Department of Biomedical Engineering, Duke University, Durham NC, USA.
Front Comput Neurosci. 2012 Apr 3;6:15. doi: 10.3389/fncom.2012.00015. eCollection 2012.
Experimental studies of neuronal cultures have revealed a wide variety of spiking network activity ranging from sparse, asynchronous firing to distinct, network-wide synchronous bursting. However, the functional mechanisms driving these observed firing patterns are not well understood. In this work, we develop an in silico network of cortical neurons based on known features of similar in vitro networks. The activity from these simulations is found to closely mimic experimental data. Furthermore, the strength or degree of network bursting is found to depend on a few parameters: the density of the culture, the type of synaptic connections, and the ratio of excitatory to inhibitory connections. Network bursting gradually becomes more prominent as either the density, the fraction of long range connections, or the fraction of excitatory neurons is increased. Interestingly, biologically prevalent values of parameters result in networks that are at the transition between strong bursting and sparse firing. Using principal components analysis, we show that a large fraction of the variance in firing rates is captured by the first component for bursting networks. These results have implications for understanding how information is encoded at the population level as well as for why certain network parameters are ubiquitous in cortical tissue.
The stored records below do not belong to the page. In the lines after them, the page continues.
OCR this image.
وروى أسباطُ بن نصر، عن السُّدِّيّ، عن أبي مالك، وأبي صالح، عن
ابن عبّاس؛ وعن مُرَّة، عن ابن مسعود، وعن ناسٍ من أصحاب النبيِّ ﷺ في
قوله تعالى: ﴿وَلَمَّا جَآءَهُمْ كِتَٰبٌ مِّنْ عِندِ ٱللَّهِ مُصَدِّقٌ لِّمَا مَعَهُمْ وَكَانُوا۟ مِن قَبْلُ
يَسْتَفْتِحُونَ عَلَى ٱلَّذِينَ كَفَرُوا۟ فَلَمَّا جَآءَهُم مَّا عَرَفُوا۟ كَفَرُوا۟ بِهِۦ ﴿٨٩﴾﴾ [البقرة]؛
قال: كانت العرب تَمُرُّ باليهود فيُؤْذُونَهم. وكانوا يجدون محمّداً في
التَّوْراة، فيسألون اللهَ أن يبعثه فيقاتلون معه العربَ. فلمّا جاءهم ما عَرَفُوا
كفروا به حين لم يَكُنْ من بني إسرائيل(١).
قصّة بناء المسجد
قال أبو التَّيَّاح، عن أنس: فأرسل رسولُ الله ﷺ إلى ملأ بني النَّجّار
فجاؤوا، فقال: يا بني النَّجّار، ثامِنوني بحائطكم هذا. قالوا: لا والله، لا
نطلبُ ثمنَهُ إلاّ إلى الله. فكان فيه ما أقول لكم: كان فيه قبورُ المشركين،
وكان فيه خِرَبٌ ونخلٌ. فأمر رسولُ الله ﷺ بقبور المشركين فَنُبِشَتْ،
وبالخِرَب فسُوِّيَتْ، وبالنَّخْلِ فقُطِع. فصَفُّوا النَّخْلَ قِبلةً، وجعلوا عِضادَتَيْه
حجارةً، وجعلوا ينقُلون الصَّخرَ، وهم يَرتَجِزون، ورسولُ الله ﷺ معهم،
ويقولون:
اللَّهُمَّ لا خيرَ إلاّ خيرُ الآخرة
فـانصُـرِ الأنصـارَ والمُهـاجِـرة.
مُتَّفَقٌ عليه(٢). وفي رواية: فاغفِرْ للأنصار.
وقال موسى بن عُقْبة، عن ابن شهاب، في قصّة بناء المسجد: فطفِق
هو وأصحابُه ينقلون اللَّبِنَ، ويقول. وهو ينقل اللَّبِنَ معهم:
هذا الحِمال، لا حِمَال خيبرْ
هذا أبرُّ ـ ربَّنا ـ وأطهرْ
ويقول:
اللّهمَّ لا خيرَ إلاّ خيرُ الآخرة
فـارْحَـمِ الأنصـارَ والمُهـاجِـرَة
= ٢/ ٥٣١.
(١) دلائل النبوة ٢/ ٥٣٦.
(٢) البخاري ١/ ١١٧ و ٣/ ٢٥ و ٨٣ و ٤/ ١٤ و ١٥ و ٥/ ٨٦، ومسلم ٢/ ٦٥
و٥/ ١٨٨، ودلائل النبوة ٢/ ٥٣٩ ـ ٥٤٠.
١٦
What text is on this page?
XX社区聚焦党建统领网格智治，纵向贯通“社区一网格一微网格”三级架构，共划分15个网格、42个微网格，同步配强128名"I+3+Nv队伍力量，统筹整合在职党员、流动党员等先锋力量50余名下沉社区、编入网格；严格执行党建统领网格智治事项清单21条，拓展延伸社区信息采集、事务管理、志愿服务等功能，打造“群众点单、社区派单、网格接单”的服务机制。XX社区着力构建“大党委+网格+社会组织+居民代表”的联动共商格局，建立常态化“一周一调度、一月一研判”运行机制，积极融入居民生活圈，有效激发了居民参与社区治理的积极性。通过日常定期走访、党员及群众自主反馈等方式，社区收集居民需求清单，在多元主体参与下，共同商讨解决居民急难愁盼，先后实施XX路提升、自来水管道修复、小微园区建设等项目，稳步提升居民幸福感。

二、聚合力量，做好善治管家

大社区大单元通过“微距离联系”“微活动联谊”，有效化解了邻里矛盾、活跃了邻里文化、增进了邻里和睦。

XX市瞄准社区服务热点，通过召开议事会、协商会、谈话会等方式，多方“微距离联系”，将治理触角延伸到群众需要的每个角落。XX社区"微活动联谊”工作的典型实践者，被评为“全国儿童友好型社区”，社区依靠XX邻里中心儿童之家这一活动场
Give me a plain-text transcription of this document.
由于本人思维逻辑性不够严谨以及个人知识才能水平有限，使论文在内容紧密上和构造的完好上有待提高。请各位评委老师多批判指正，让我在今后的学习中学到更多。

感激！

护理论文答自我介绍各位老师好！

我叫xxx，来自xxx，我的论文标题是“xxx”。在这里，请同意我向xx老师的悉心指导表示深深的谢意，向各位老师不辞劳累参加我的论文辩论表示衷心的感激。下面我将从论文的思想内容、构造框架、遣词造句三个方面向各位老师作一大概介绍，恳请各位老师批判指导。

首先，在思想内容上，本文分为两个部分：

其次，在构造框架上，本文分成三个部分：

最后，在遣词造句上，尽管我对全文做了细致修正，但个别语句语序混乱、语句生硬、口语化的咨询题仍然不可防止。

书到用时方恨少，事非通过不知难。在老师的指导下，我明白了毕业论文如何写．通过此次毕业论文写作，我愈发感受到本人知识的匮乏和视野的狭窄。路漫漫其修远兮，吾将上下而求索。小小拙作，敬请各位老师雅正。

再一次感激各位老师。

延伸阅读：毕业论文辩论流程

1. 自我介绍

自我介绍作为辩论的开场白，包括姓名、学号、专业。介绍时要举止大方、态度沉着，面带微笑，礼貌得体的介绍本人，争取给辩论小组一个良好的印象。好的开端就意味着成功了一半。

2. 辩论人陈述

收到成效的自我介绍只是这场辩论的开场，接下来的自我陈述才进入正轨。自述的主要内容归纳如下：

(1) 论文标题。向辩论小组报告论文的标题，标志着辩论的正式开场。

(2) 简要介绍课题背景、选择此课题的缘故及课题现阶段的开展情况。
神经元培养的实验研究揭示了各种各样的放电网络活动,从稀疏的、异步的放电到明显的、全网络同步的爆发。然而,驱动这些观察到的放电模式的功能机制还不是很清楚。在这项工作中,我们根据体外类似网络的已知特征,开发了一个皮质神经元的计算机网络。这些模拟的活动被发现非常类似于实验数据。此外,网络爆发的强度或程度取决于几个参数:培养物的密度、突触连接的类型以及兴奋性神经元与抑制性神经元的比例。随着培养密度、长程连接比例或兴奋性神经元比例的增加,网络爆发逐渐变得更加显著。有趣的是,生物学上常见的参数值导致网络处于强爆发和稀疏放电之间的转变。通过主成分分析,我们表明,爆发网络的第一个成分可以捕捉到很大一部分放电率的方差。这些结果对于理解信息在群体水平上是如何编码的,以及为什么某些网络参数在皮质组织中如此普遍,都具有重要意义。